Yes! I am glad you are asking for feedback on your proof, rather than us giving you some kind of alternative proof. As you probably are well aware, you learn much more from trying to create your own proof and getting some feedback on it as opposed to receiving someone else's proof.
Accordingly, here is some feedback on your proof. First, a line by line analysis:
Suppose $¬R,$ $P,$ and $Q → R.$
OK, that's weird. Given that you need to show $¬R→(P→ ¬Q)$, it makes sense to suppose both $\neg R$ and $P$, but why would you suppose $Q → R$?
Maybe you saw that you can get $Q → R$ once you assume $P$ and given that you have the premise $P → (Q → R)$. But that means that you infer $Q → R$, rather than suppose it.
So, you should really stick to supposing just $\neg R$ and $P$. And, it might be good to also spell out what it is that you are now looking for (which is $\neg Q$), before moving on.
Because $Q → R$ and $¬R,$ it must be the case that $¬Q$ because $P$ and $P → (Q → R).$
This is confusing. It is, all by itself, true that "Because $Q → R$ and $¬R,$ it must be the case that $¬Q$". So, why would you follow this up by "because $P$ and $P → (Q → R).$"? The first inference does not depend on $P$ and $P → (Q → R)$, so don't use that second because.
Indeed, it seems that once again you are realizing that you can get $Q → R$ once you have assumed $P$ and given that you have the premise $P → (Q → R)$. So you should make that a stand-alone observation in your proof, rather than embedding that into some further inference.
Therefore, because when $¬R,$ $P$ and $¬Q,$ it must be the case that $¬R→(P→ ¬Q).$
This is very confusing too. You make it sound like you assume $¬R,$ $P$ and $¬Q$. But that is not the case. All you assumed were $\neg R$ and $P$. The $\neg Q$ you obtained as a result of that. And yes, you therefore get $¬R→(P→ ¬Q)$, but once again you should make that a separate sentence.

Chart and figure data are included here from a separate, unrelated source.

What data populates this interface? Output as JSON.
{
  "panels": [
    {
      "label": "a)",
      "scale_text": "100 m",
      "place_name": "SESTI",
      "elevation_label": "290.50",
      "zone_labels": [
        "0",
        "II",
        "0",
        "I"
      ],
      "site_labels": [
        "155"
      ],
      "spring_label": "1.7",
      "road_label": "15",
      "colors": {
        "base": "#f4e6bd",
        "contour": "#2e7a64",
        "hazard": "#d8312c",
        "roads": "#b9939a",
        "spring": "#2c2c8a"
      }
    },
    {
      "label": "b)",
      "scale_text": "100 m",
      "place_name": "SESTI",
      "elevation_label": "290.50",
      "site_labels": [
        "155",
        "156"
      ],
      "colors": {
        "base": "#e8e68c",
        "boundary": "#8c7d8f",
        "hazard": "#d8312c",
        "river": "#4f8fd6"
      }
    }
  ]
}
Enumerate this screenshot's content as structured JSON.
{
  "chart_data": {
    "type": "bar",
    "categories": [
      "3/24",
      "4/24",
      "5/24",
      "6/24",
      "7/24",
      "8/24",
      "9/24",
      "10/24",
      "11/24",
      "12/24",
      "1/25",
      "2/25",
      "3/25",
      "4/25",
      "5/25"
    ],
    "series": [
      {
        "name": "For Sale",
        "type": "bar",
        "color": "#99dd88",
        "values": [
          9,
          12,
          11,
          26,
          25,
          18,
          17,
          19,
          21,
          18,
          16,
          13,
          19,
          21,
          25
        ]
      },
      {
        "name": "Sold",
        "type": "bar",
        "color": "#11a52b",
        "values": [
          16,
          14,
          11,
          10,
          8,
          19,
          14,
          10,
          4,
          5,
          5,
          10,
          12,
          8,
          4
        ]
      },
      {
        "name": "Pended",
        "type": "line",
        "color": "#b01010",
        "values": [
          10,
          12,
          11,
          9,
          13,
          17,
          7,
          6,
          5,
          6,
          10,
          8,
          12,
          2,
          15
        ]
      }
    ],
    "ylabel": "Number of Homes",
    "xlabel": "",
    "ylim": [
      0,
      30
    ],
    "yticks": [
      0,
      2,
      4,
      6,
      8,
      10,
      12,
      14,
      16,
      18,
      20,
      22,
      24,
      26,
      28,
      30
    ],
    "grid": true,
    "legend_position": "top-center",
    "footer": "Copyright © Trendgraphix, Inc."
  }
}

Here is what I would suggest is a corrected version of your proof:
Suppose $¬R$ and $P$. Because $P$ and premise $P → (Q → R)$, you get $Q → R$. Because $Q → R$ and $¬R,$ it must be the case that $¬Q$. Therefore, when you have $¬R$ and $P$ you get $¬Q$. So, it must be the case that $¬R→(P→ ¬Q).$
Note that this proof really expressed the same idea as your proof ... but expresses it much better. It more clearly expresses exactly what follows from what, and it more clearly breaks it down in separate steps. So this is something you will need to work on for your proofs. Good luck!!

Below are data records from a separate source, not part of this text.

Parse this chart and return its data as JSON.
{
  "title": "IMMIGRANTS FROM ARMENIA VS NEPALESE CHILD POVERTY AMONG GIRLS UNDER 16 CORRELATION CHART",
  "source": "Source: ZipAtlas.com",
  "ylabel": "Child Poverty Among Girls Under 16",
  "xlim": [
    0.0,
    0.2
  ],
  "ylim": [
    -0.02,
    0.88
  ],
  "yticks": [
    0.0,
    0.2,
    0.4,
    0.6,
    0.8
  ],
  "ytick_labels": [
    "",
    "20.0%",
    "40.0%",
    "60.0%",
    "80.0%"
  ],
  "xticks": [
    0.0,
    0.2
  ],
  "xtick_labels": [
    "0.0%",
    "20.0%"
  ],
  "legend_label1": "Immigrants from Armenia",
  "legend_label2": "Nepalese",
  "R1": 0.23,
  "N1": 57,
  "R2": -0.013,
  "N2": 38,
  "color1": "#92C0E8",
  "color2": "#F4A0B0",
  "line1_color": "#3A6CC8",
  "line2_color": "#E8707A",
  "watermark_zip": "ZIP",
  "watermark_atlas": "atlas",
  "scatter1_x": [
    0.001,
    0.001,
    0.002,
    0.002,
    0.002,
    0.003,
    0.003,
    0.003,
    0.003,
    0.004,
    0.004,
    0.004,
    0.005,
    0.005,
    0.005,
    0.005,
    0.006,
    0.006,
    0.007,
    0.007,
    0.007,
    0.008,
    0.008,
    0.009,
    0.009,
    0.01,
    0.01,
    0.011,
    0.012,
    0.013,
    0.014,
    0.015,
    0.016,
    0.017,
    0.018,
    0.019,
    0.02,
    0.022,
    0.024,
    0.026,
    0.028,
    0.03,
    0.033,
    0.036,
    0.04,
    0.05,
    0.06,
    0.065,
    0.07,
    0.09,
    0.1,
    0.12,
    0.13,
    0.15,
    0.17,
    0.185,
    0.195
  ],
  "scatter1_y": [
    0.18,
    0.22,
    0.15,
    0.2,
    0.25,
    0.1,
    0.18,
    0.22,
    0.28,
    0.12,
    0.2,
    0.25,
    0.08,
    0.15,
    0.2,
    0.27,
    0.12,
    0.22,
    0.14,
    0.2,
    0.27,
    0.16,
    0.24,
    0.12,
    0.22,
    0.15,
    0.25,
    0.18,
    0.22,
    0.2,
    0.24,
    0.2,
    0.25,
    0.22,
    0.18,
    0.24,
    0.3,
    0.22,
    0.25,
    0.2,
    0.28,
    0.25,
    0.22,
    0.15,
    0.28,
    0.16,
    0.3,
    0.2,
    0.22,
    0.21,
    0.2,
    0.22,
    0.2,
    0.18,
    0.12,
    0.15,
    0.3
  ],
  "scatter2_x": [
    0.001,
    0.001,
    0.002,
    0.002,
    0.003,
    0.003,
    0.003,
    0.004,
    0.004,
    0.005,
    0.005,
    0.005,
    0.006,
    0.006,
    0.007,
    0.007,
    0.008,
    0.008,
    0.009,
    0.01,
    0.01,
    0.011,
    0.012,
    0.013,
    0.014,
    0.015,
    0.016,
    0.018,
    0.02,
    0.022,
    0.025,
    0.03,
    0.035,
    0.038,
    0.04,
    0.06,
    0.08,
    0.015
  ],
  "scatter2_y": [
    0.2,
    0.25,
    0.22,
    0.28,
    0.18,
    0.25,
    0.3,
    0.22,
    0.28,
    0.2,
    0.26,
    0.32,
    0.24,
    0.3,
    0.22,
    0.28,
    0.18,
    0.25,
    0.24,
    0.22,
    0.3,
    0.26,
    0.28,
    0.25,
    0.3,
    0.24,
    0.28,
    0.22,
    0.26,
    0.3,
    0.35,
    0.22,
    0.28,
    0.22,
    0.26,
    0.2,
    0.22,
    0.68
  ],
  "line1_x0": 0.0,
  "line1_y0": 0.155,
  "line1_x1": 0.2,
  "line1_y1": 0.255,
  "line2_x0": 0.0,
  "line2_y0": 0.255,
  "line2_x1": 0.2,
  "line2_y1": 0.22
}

Another approach is to write both propositions in conjunctive normal form. The first one is $$ P \implies (\lnot Q \implies R) \\ \lnot P \lor (Q \lor R) \\ \lnot P \lor Q \lor R $$
The second one is $$ \lnot R \implies (P \implies \lnot Q) \\ R \lor (\lnot P \lor Q) \\ R \lor \lnot P \lor Q \\ \lnot P \lor Q \lor R $$
In fact, we have shown that the two propositions are equivalent, which is more than what was required.

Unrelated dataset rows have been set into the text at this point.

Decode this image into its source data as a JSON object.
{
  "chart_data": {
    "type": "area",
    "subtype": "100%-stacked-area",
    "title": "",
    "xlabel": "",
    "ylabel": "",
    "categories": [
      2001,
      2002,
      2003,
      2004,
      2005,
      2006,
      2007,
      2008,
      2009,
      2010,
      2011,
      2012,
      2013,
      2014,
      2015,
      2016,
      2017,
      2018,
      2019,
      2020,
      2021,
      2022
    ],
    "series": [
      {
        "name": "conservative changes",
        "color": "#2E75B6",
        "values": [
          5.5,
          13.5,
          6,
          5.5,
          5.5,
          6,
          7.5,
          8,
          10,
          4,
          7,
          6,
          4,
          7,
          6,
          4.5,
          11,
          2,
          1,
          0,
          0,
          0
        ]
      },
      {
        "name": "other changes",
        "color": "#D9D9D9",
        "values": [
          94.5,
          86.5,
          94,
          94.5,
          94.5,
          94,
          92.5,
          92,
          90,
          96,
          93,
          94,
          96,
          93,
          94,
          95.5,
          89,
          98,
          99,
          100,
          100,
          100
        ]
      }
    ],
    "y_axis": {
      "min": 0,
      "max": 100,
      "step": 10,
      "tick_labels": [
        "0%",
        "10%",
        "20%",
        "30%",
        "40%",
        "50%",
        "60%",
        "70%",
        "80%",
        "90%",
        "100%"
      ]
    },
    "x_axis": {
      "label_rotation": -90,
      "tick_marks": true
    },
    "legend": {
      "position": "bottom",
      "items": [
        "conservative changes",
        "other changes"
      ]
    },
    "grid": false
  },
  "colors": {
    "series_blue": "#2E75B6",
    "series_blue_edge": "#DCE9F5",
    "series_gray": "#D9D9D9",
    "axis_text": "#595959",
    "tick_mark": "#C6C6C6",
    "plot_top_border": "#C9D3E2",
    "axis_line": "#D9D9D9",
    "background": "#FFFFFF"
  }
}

You can try a proof by contradiction.
Suppose only $P \to (Q \to R)$!
Now assume $\neg R$ and the negation of the consequent $P \to \neg Q$ of the conditional, that is, $\neg (P \to \neg Q)$ or $P \land Q$. Now we have premises $\neg R$, $P$, and $Q$. Since $P$ holds, we have $Q \to R$. Now from $Q$, we have $R$. From $\neg R \land R$, we get a contradiction by the law of excluded middle. Therefore, $\neg R \to (P \to \neg Q)$.